American president Donald Trump has for the second time torpedoed a bipartisan immigration bill by threatening to veto it.
The reason, NBC News reports, is that he wants to keep immigration as a political issue to rally his base going into November’s congressional elections.
The cynicism is astounding. Chris Hayes points out on Twitter:
- First the president unilaterally ended the Deferred Action for Childhood Arrivals program, creating uncertainty for hundreds of thousands of immigrants who were brought to the country illegally as minors.
- He gave Congress six months to fix the problem (he had created), promising to sign whatever bill lawmakers would put in front of him.
- He was promptly brought a bipartisan deal, which combined increased border security with a pathway to legal status for the so-called Dreamers. He rejected it.
- He was then brought a second bipartisan deal with even more support. He rejected that.
Clearly the president isn’t interested a solution. He lied — as usual.
Also read David A. Hopkins, who argues Trump has pushed Republicans to the right on immigration, and Greg Sargent in The Washington Post, who points out that the Republican position on Dreamers is far to the right of Middle America’s.
Developments in the Russia scandal
- A federal grand jury has brought charges against thirteen Russian nationals and three Russian entities for violating criminal laws to interfere in the 2016 election. Key except, via Axios:
- NBC News reports that Trump’s former campaign chairman and chief strategist, Steve Bannon, has given twenty hours of testimony to Robert Mueller, the former FBI chief who is investigating Russia’s attack on the election. Bannon, who was fired from the White House in August, earlier refused to answer questions from lawmakers.
- Former campaign advisor Rick Gates is reportedly finalizing a plea agreement with Mueller, which would make him the third former Trump official to cooperate with the investigation, after Michael Flynn and George Papadopoulos. Gates was Paul Manafort’s business partner for many years before they both joined the Trump campaign in June 2016.
- Trump’s former chief of staff, Reince Priebus, has revealed that the president did try to fire Jeff Sessions, his attorney general, only a week after firing FBI director James Comey for refusing to end the Russia investigation — something White House officials have always denied. More evidence Trump tried to obstruct justice.
Defendants posted derogatory information about a number of candidates and by early to mid-2016, defendants’ operations included supporting the presidential campaign of then-candidate Donald J. Trump and disparaging Hillary Clinton.

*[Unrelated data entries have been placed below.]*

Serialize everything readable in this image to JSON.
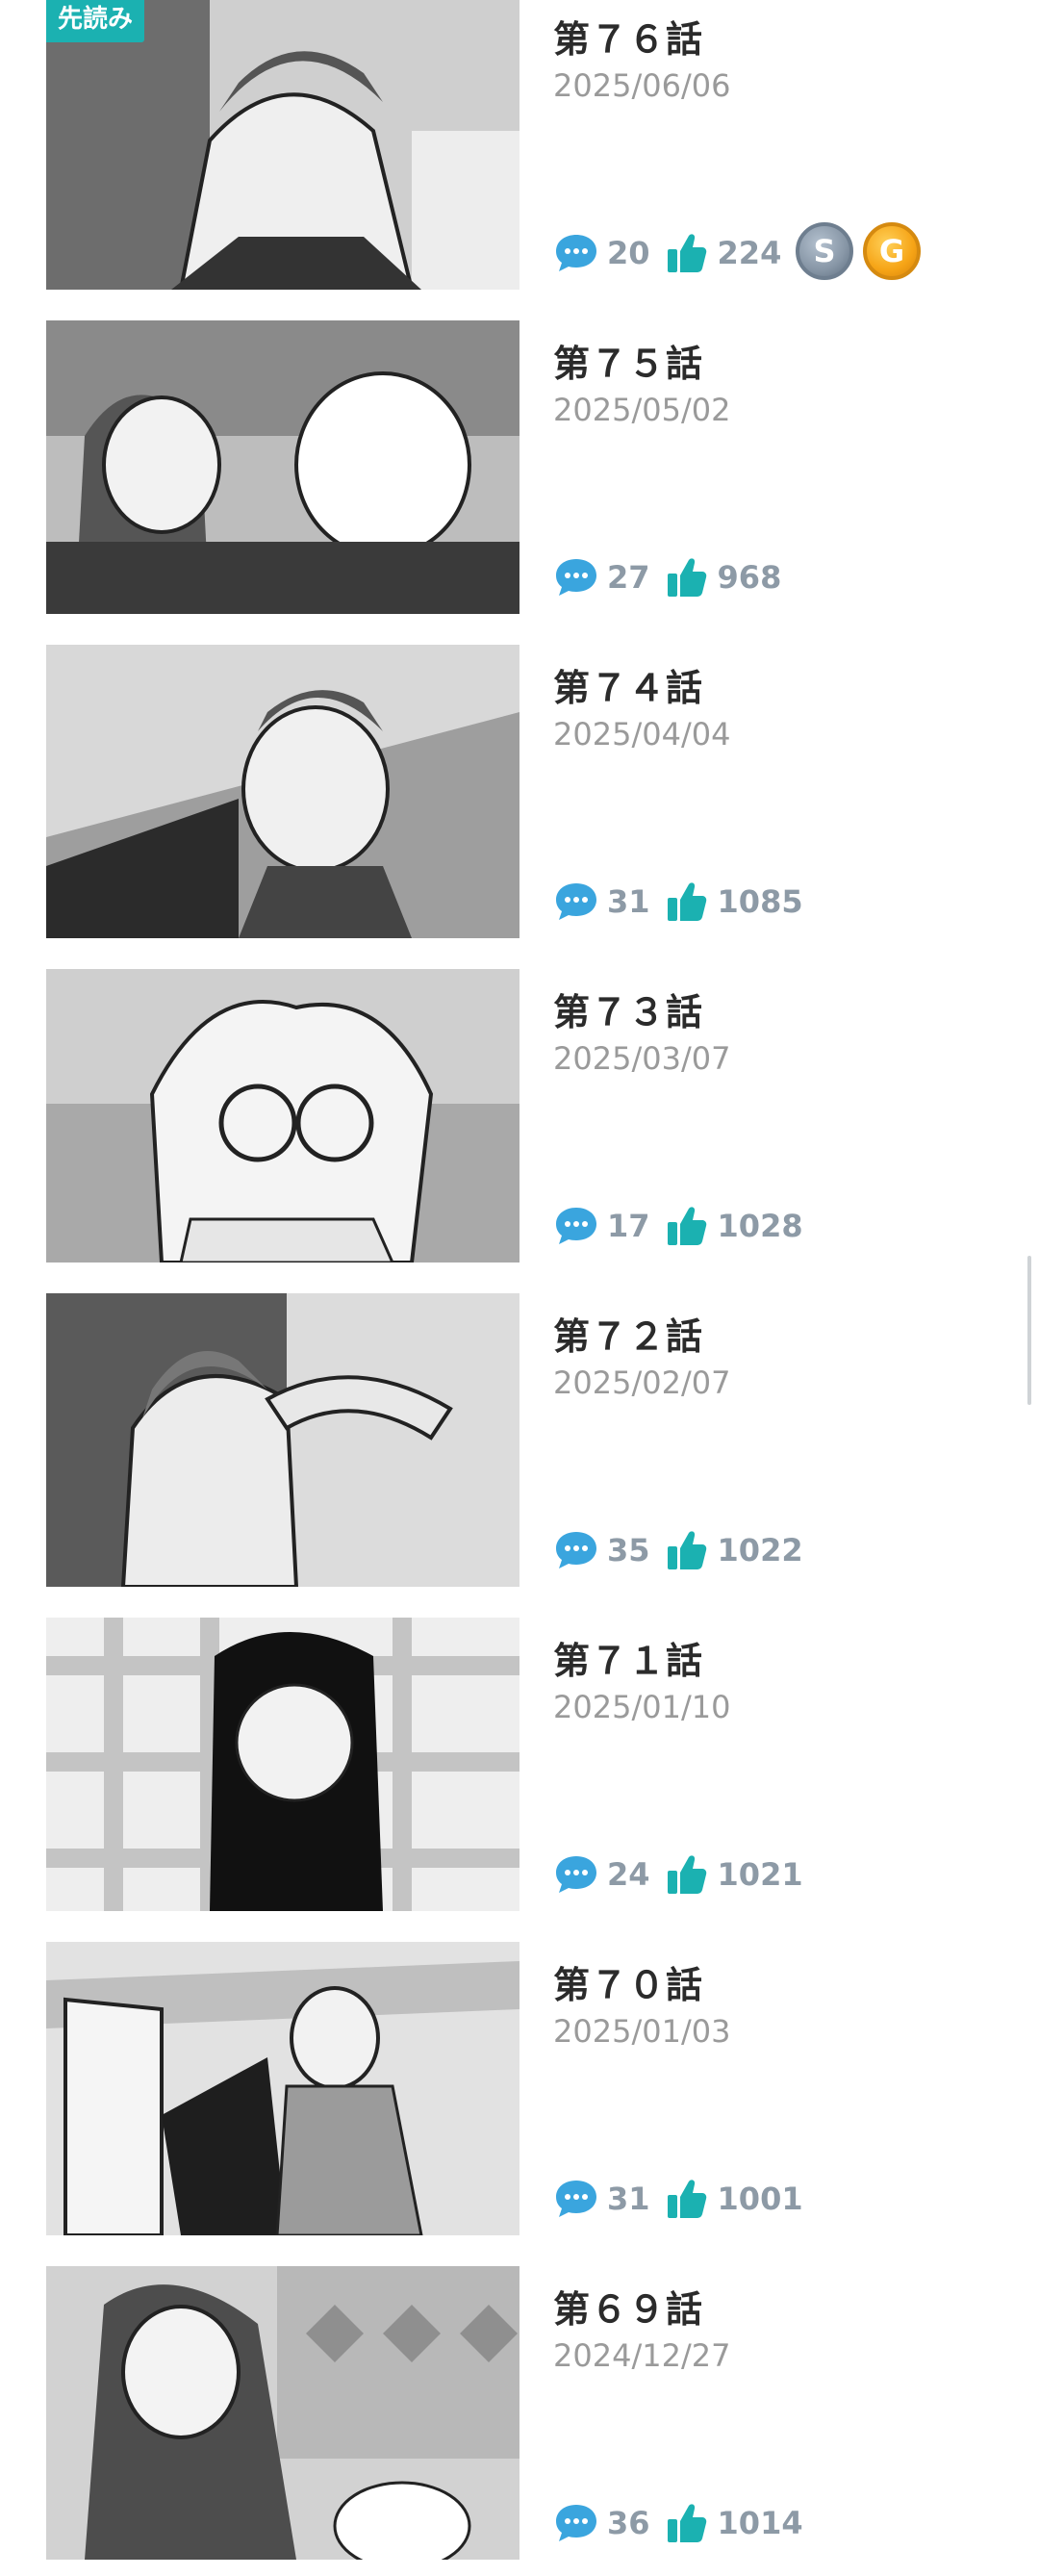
{
  "colors": {
    "accent": "#1bb1b1",
    "comment_icon": "#3aa5de",
    "like_icon": "#1bb1b1",
    "count_text": "#8d9aa6",
    "date_text": "#9a9a9a"
  },
  "icons": {
    "comment": "speech-bubble-icon",
    "like": "thumbs-up-icon"
  },
  "episodes": [
    {
      "badge": "先読み",
      "title": "第７６話",
      "date": "2025/06/06",
      "comments": "20",
      "likes": "224",
      "coins": [
        "S",
        "G"
      ]
    },
    {
      "title": "第７５話",
      "date": "2025/05/02",
      "comments": "27",
      "likes": "968"
    },
    {
      "title": "第７４話",
      "date": "2025/04/04",
      "comments": "31",
      "likes": "1085"
    },
    {
      "title": "第７３話",
      "date": "2025/03/07",
      "comments": "17",
      "likes": "1028"
    },
    {
      "title": "第７２話",
      "date": "2025/02/07",
      "comments": "35",
      "likes": "1022"
    },
    {
      "title": "第７１話",
      "date": "2025/01/10",
      "comments": "24",
      "likes": "1021"
    },
    {
      "title": "第７０話",
      "date": "2025/01/03",
      "comments": "31",
      "likes": "1001"
    },
    {
      "title": "第６９話",
      "date": "2024/12/27",
      "comments": "36",
      "likes": "1014"
    }
  ]
}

Some defendants, posing as US persons and without revealing their Russian association, communicated with unwitting individuals associated with the Trump campaign.
Talks break down in Northern Ireland
Talks to restore power-sharing in Northern Ireland have broken down after thirteen months. The British government in London will now assume direct rule.
Somewhat surprisingly (to an outsider anyway), the issue that divides nationalists and unionists isn’t Brexit but rather a Sinn Féin proposal to promote the Irish language.
John Garry and Jamie Pow write for The UK in a Changing Europe:
It’s as if the whole world is talking about the border conundrum and how to square the circle of the commitments made by the UK and EU in December while the parties in the affected geographical region effectively ignore the biggest issue of the day in their own set of talks.
The largest pro-British party in the province, the Democratic Unionists (DUP), may have felt less pressure to compromise now that they are needed to prop up Theresa May’s Conservative government in Westminster. Even if it takes over, the DUP retains an influence.
Also read Katy Hayward in The Guardian: The DUP loves power but hates responsibility.
Turbo democracy meets turbo capitalism
Henrik Müller argues in Der Spiegel that Germany is not immune from the trends that have affected other Western democracies: the collapse of traditional political parties, the loss of authority of the Church, the weakening of trade unions, the transformation of politics into entertainment.
“We live in times of turbo democracy,” writes Müller, “a system that although highly agile is also prone to the kind of crises seen in turbo capitalism.”
Even in boring Germany, “the ground is fertile for a countermovement that has the potential to muster support from large swaths of the political spectrum, from staunch conservatives all the way into the middle class.”